Something happened in the Tomang district of Jakarta, but we may never know
exactly what, and even the Calgary Herald eventually recanted and reported that the number of rapes may not have been as many as earlier stated. Present “hot spots” reported in the news about Indonesia include the island of Timor – east and west. The north Sumatran province of Aceh, the eastern islands collectively known as Maluku (the Moluccas), and Irian Jaya, or the western half of the island of New Guinea. There have also been incidents in west Kalimantan (Borneo), in the island of Lombok, (near Bali) in north Sumatra and north Sulawesi (Celebes). It would be foolish to describe any of these incidents as having been motivated primarily by race or religion as the issues surrounding them are quite complex and by no means free of outside interference. Too often an incident has been reported as fighting between Christians and Muslims or between Indonesians and Chinese, when what was actually at issue was a land dispute (as in Maluku), or a clash of cultures between transmigrants from other
areas and the original population.

Events in Maluku have been reported as clashes between the Christian minority and the Muslim majority. Actually, Maluku is one of the few areas of Indonesia with a Christian majority. Reporting the unrest in East Timor as “ethnic cleansing” is equally inaccurate as the fighting is going on mostly between members of the same ethnic group – with a little help from their friends!
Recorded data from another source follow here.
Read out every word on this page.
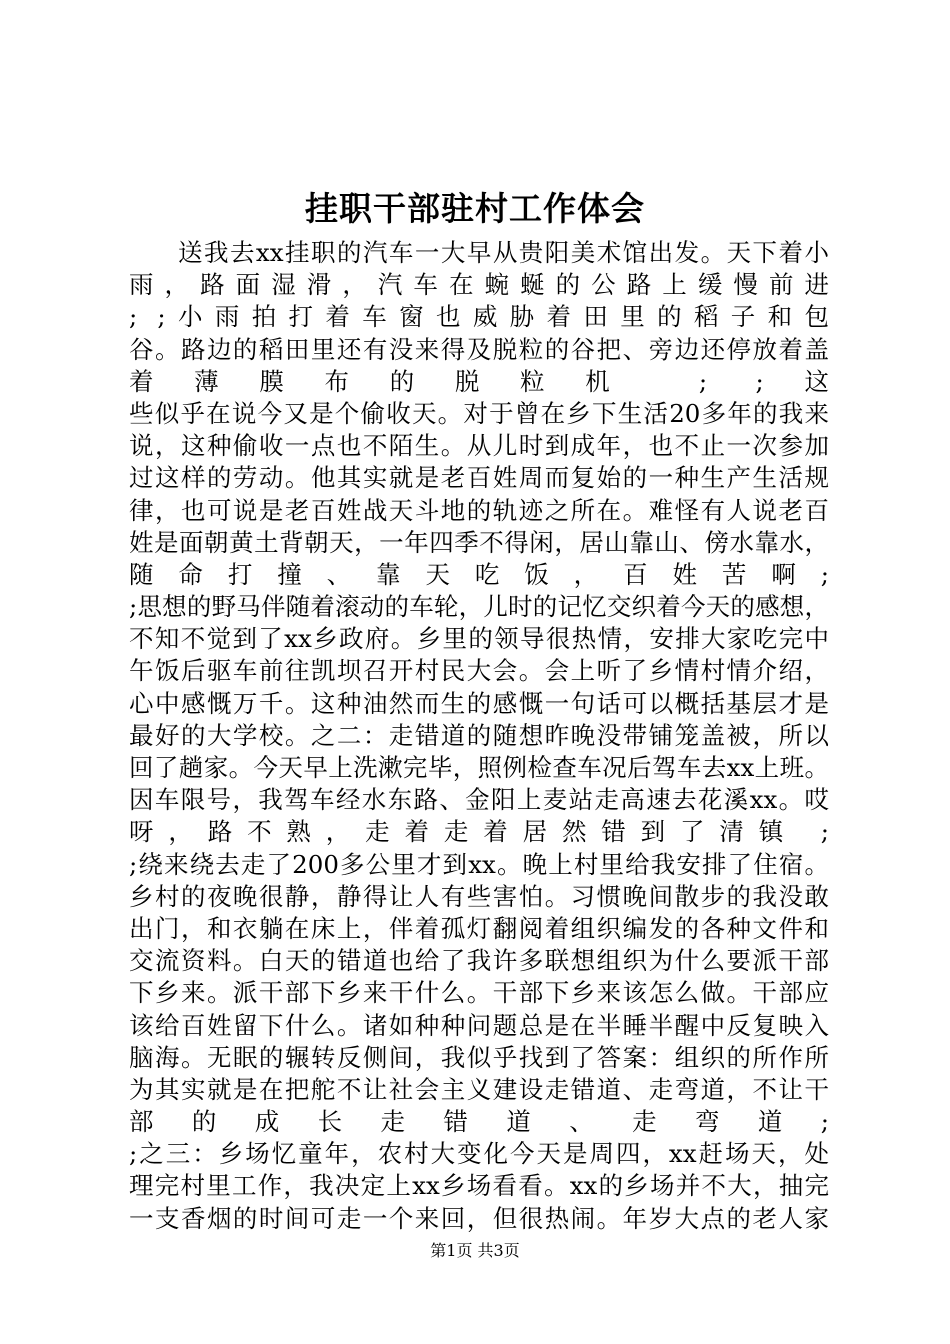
挂职干部驻村工作体会
送我去xx挂职的汽车一大早从贵阳美术馆出发。天下着小
雨 ， 路 面 湿 滑 ， 汽 车 在 蜿 蜒 的 公 路 上 缓 慢 前 进
; ;小雨拍打着车窗也威胁着田里的稻子和包
谷。路边的稻田里还有没来得及脱粒的谷把、旁边还停放着盖
着薄膜布的脱粒机 ; ;这
些似乎在说今又是个偷收天。对于曾在乡下生活20多年的我来
说，这种偷收一点也不陌生。从儿时到成年，也不止一次参加
过这样的劳动。他其实就是老百姓周而复始的一种生产生活规
律，也可说是老百姓战天斗地的轨迹之所在。难怪有人说老百
姓是面朝黄土背朝天，一年四季不得闲，居山靠山、傍水靠水，
随 命 打 撞 、 靠 天 吃 饭 ， 百 姓 苦 啊 ;
;思想的野马伴随着滚动的车轮，儿时的记忆交织着今天的感想，
不知不觉到了xx乡政府。乡里的领导很热情，安排大家吃完中
午饭后驱车前往凯坝召开村民大会。会上听了乡情村情介绍，
心中感慨万千。这种油然而生的感慨一句话可以概括基层才是
最好的大学校。之二：走错道的随想昨晚没带铺笼盖被，所以
回了趟家。今天早上洗漱完毕，照例检查车况后驾车去xx上班。
因车限号，我驾车经水东路、金阳上麦站走高速去花溪xx。哎
呀，路不熟，走着走着居然错到了清镇 ;
;绕来绕去走了200多公里才到xx。晚上村里给我安排了住宿。
乡村的夜晚很静，静得让人有些害怕。习惯晚间散步的我没敢
出门，和衣躺在床上，伴着孤灯翻阅着组织编发的各种文件和
交流资料。白天的错道也给了我许多联想组织为什么要派干部
下乡来。派干部下乡来干什么。干部下乡来该怎么做。干部应
该给百姓留下什么。诸如种种问题总是在半睡半醒中反复映入
脑海。无眠的辗转反侧间，我似乎找到了答案：组织的所作所
为其实就是在把舵不让社会主义建设走错道、走弯道，不让干
部 的 成 长 走 错 道 、 走 弯 道 ;
;之三：乡场忆童年，农村大变化今天是周四，xx赶场天，处
理完村里工作，我决定上xx乡场看看。xx的乡场并不大，抽完
一支香烟的时间可走一个来回，但很热闹。年岁大点的老人家
第1页 共3页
Reporting on the “persecution of the Chinese” has a number of pitfalls as well. If you were suddenly transported to a busy street in Jakarta, do you think you could point out who was Chinese? Generations of intermarriage and the cross-adoption of children have guaranteed that there are a lot of “Chinese” in Indonesia with more than a healthy tan. Nor would it be helpful to ask a person his name as many ethnic Chinese have names
like Fajar, Harun, Dharma or Chandra. Names that sound of India or the Middle East. It would not be any more accurate to report the kinds of disturbances that have occurred in Jakarta and west Kalimantan as Muslim against Christian, or Muslim against Buddhist. Actually, the majority of Indonesian Chinese follow a religion that is a mixture of Confucianism, Buddhism and Taoism. A closer examination of the incidents reported would
again reveal that economic and cultural factors that instigated the violence were not necessarily laid out along religious or ethnic boundaries. The situation of the Indonesian Chinese is very complex and many of the problems involved represent a continuation of trends that began in colonial times. Continually stressing the religious aspect of a conflict when so many other issues are involved could actually serve to elevate this aspect to a
position of importance it should not have. Inevitably the choice of this emphasis also aids in reinforcing racial or religious stereotypes. It is a simplistic kind or reporting, or “dumping down of the news” which has done nothing to help resolve conflicts or to promote international understanding.